"Been There": BARRY FERGUSON

So many of my readers wonder why Barry Ferguson's character hides in the shadows compared to Ryan, Ryoga and Martin. The truth is that my purpose for Barry's character is to become a critique on the second-generation queer movement. While the younger guys enjoy the metropolitan lifestyle of boys and booze, Barry prefers to live his quiet secretive life with his lifetime partner Stephen Longheart.

Barry has had a far-less fabulous coming out experience as his contemporaries have. Born and raised in Visalia, California -- a small city in the Central Valley known for its family values. Therefore, it was a culture shock for Barry Ferguson to come to the metropolitan chaos known as San Francisco.

Ferguson grew up in a small-town atmosphere. His father was an tractor driver and his mother stayed at home and baked apple pies for the kids after school. He was on the honor roll every year in high school, the quarterback of the local footbal team with the hot girlfriend he could take to drive-ins. And then he found out he was gay. Within seconds of discovering his affair with a male friend, his religious parents disowned Ferguson and threw him out of the house. His girlfriend broke up with him. His male friend opted for suicide. With only $200 to his name, Barry journeyed into San Francisco by train at a time when Polk Street was Castro, the time of Armistead Maupin's Tales of the City.

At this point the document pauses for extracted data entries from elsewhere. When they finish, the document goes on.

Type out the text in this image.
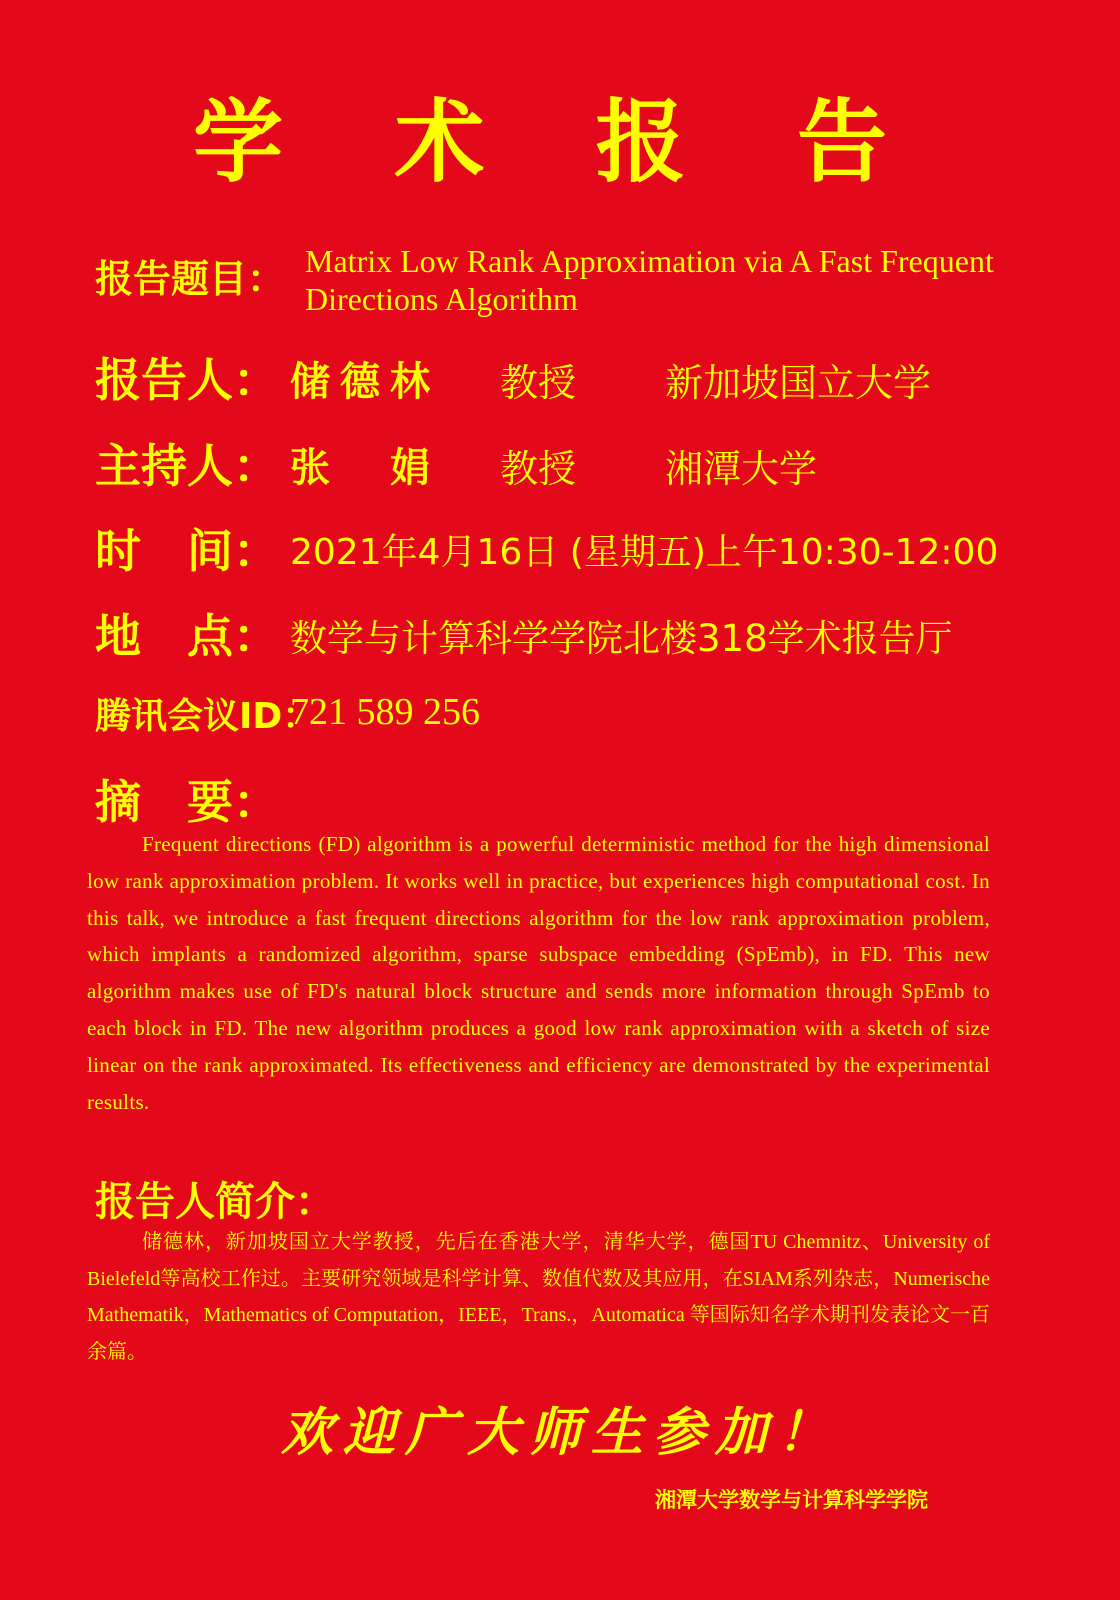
学 术 报 告
报告题目： Matrix Low Rank Approximation via A Fast Frequent Directions Algorithm
报告人： 储德林 教授 新加坡国立大学
主持人： 张　娟 教授 湘潭大学
时　间： 2021年4月16日 (星期五)上午10:30-12:00
地　点： 数学与计算科学学院北楼318学术报告厅
腾讯会议ID：
721 589 256
摘　要：
Frequent directions (FD) algorithm is a powerful deterministic method for the high dimensional low rank approximation problem. It works well in practice, but experiences high computational cost. In this talk, we introduce a fast frequent directions algorithm for the low rank approximation problem, which implants a randomized algorithm, sparse subspace embedding (SpEmb), in FD. This new algorithm makes use of FD's natural block structure and sends more information through SpEmb to each block in FD. The new algorithm produces a good low rank approximation with a sketch of size linear on the rank approximated. Its effectiveness and efficiency are demonstrated by the experimental results.
报告人简介：
储德林，新加坡国立大学教授，先后在香港大学，清华大学，德国TU Chemnitz、University of Bielefeld等高校工作过。主要研究领域是科学计算、数值代数及其应用，在SIAM系列杂志，Numerische Mathematik，Mathematics of Computation，IEEE，Trans.，Automatica 等国际知名学术期刊发表论文一百余篇。
欢迎广大师生参加！
湘潭大学数学与计算科学学院
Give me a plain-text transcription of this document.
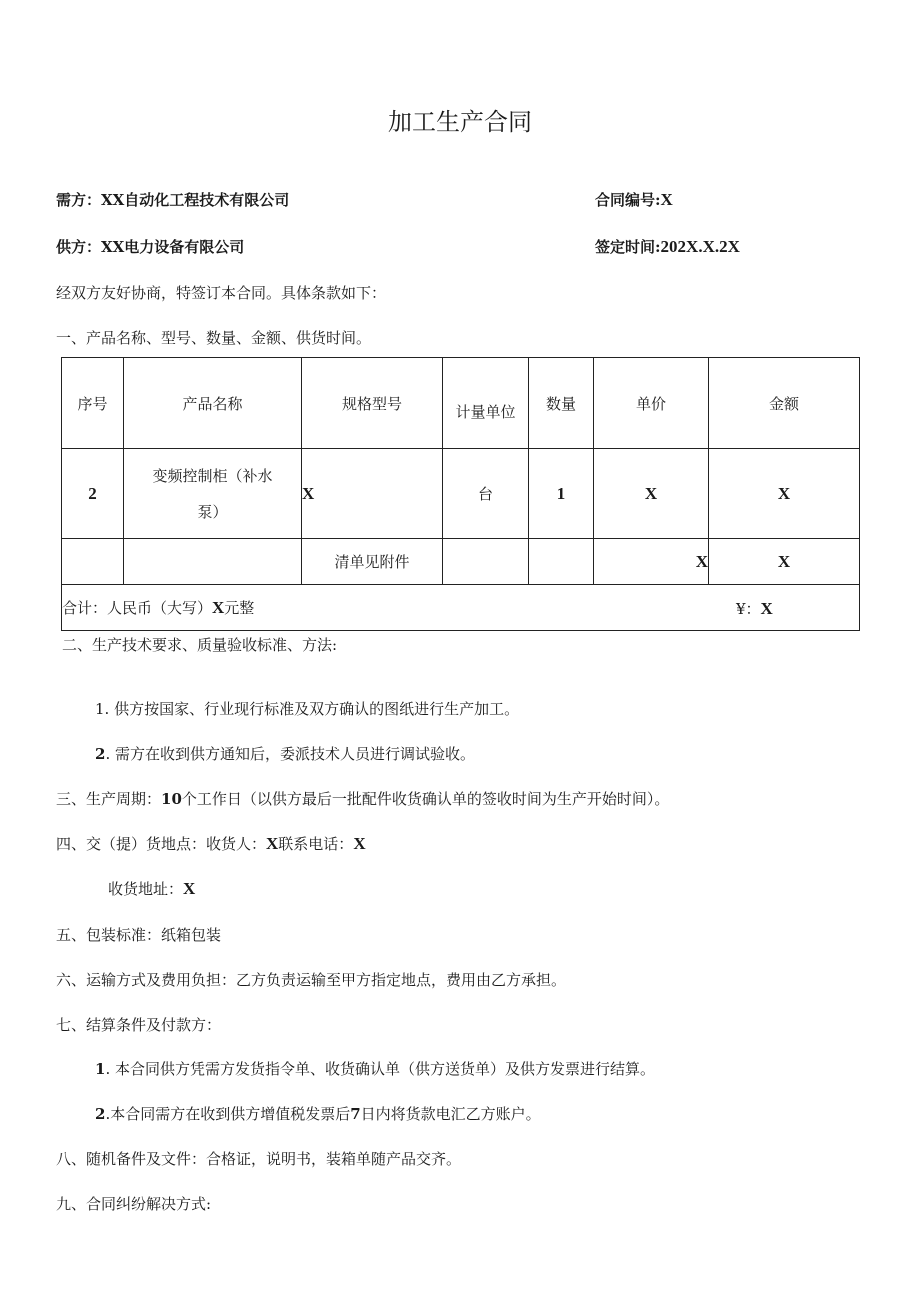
加工生产合同
需方：XX自动化工程技术有限公司	合同编号:X
供方：XX电力设备有限公司	签定时间:202X.X.2X
经双方友好协商，特签订本合同。具体条款如下：
一、产品名称、型号、数量、金额、供货时间。
序号	产品名称	规格型号	计量单位	数量	单价	金额
2	变频控制柜（补水
泵）	X	台	1	X	X
		清单见附件			X	X
合计：人民币（大写）X元整 ¥：X						
二、生产技术要求、质量验收标准、方法:
1. 供方按国家、行业现行标准及双方确认的图纸进行生产加工。
2. 需方在收到供方通知后，委派技术人员进行调试验收。
三、生产周期：10个工作日（以供方最后一批配件收货确认单的签收时间为生产开始时间）。
四、交（提）货地点：收货人：X联系电话：X
收货地址：X
五、包装标准：纸箱包装
六、运输方式及费用负担：乙方负责运输至甲方指定地点，费用由乙方承担。
七、结算条件及付款方：
1. 本合同供方凭需方发货指令单、收货确认单（供方送货单）及供方发票进行结算。
2.本合同需方在收到供方增值税发票后7日内将货款电汇乙方账户。
八、随机备件及文件：合格证，说明书，装箱单随产品交齐。
九、合同纠纷解决方式:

Of all the guys, Barry has successfully been able to keep his private life to himself. And he has good reason. He's had a history of swinging unprotective sex in the pre-AIDS days of the 1960s in local bathhouses. Barry was very fortunate to not get AIDS and HIV but he has had to watch some of his best friends in San Francisco painfully die of the illness. Ferguson became part of the first Act-UP chapter in San Francisco and participated in the March on Washington, demanding that the nation become increasingly aware about the gay Americans that live within it. And the rest is history. Queer history.

With his protest days long behind him, Barry focused himself on being a mentor to young queers in the city. He developed a close friendship with Ryan Hitomi, a new guy wandering into San Francisco, and soon became part of the Ryan's group of young gay friends. After Tyler Stonebrook left Stephen Longheart for a quick and brief affair with a young Japanese pizza delivery guy, Ferguson quietly comforted Longheart through friendship and eventual seduction. With their fond interest in leather and the Castro's S&M scene, Ferguson and Longheart have managed a lenghty relationship which lead to the eventual adoptions of fraternal twins Peter and Jessica, to the dismay of Stonebrook.

However, Barry takes on a new challenge that he has never thought that he would see in his lifetime. When mayor Gavin Newsom grants same-sex marriage at City Hall, Barry will find himself on an emotional rollercoaster that tests all the fundamental values that he grew up with.

Barry Ferguson's model is Robert Robbins.